2025 ging am Pfingstsamstag gar nichts mehr: Bis zu 45 (!) Kilometer Stau auf der Tauernautobahn (A10) und auch lange Verzögerungen auf den Bundesstraßen legten Salzburg lahm. Wie schlimm wird es heuer? Am Freitag gab es schon beim Knoten Salzburg die ersten Verzögerungen.
Die Pfingstreisewelle rollt! Seit Tagen warnen Autofahrerclubs vor massiven Auswirkungen vor allem auf der Tauernautobahn, wenn sich eine Blechlawine Richtung Süden wälzt. Erste Verzögerungen gab es schon Freitagnachmittag beim Autobahnknoten Salzburg, wo die Westautobahn (A1) auf den Zustrom von der deutschen A8 trifft.
Problemzonen vor Baustellen
Für Samstag werden große Rückstaus befürchtet – „speziell vor den Baustellen Pass Lueg, Werfen und Eben“, sagt ÖAMTC-Stauberater Florian Thaler über Stauzonen. Das Pfingstwochenende gehört zu den stärksten Reisewochenenden im Jahr. Im vergangenen Jahr bildete sich teilweise ein 45 (!) Kilometer langer Stau.
Heuer sind auch wieder die Abfahrtssperren in Salzburg aktiviert. Nur Ziel- und Quellverkehr darf die Autobahn verlassen, um die Landesstraßen nicht zu überlasten. Das hat in den vergangenen Jahren aber schlecht funktioniert – zum Leidwesen der Anrainergemeinden.

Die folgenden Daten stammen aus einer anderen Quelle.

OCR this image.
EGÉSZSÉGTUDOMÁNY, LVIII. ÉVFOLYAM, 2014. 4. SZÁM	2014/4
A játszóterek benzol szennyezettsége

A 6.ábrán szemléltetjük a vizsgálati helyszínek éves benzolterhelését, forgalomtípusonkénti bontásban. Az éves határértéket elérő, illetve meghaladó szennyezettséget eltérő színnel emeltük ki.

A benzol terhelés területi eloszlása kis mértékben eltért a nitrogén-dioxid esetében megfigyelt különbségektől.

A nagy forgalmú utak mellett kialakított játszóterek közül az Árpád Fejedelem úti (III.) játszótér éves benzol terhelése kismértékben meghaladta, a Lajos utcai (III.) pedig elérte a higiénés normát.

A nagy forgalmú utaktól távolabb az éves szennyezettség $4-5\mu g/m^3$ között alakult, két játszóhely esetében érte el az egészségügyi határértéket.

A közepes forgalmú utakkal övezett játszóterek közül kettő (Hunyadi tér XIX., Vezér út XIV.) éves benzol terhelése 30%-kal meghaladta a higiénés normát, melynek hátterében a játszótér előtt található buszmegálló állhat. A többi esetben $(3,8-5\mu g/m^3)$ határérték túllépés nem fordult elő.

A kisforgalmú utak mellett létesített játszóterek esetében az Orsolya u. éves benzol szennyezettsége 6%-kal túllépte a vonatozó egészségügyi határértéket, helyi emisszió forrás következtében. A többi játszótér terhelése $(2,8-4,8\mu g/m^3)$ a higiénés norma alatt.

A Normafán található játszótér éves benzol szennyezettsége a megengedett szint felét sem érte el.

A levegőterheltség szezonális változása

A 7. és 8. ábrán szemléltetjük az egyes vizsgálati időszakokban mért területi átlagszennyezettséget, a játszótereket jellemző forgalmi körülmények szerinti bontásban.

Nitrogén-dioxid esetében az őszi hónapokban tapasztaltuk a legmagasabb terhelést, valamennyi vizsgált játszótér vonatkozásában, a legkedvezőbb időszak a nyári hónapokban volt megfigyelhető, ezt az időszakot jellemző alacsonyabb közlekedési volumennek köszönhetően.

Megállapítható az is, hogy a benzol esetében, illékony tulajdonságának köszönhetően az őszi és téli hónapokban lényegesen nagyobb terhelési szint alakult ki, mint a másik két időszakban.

Angesichts der Szenen aus dem Vorjahr sprach beispielsweise der Halleiner Bürgermeister Alexander Stangassinger von einem „Totalversagen“ von Land und Autobahnbetreiber Asfinag – und schrieb einen „Wut-Brief“.
Auch im Berchtesgadener Land gibt es zu Pfingsten eine Abfahrtssperre für Durchreisende. Ob es in Bayern besser funktioniert, bleibt abzuwarten. Ab Montag rechnen die Autofahrerclubs dann mit der ersten großen Rückreisewelle. Auch da sind gute Nerven gefragt.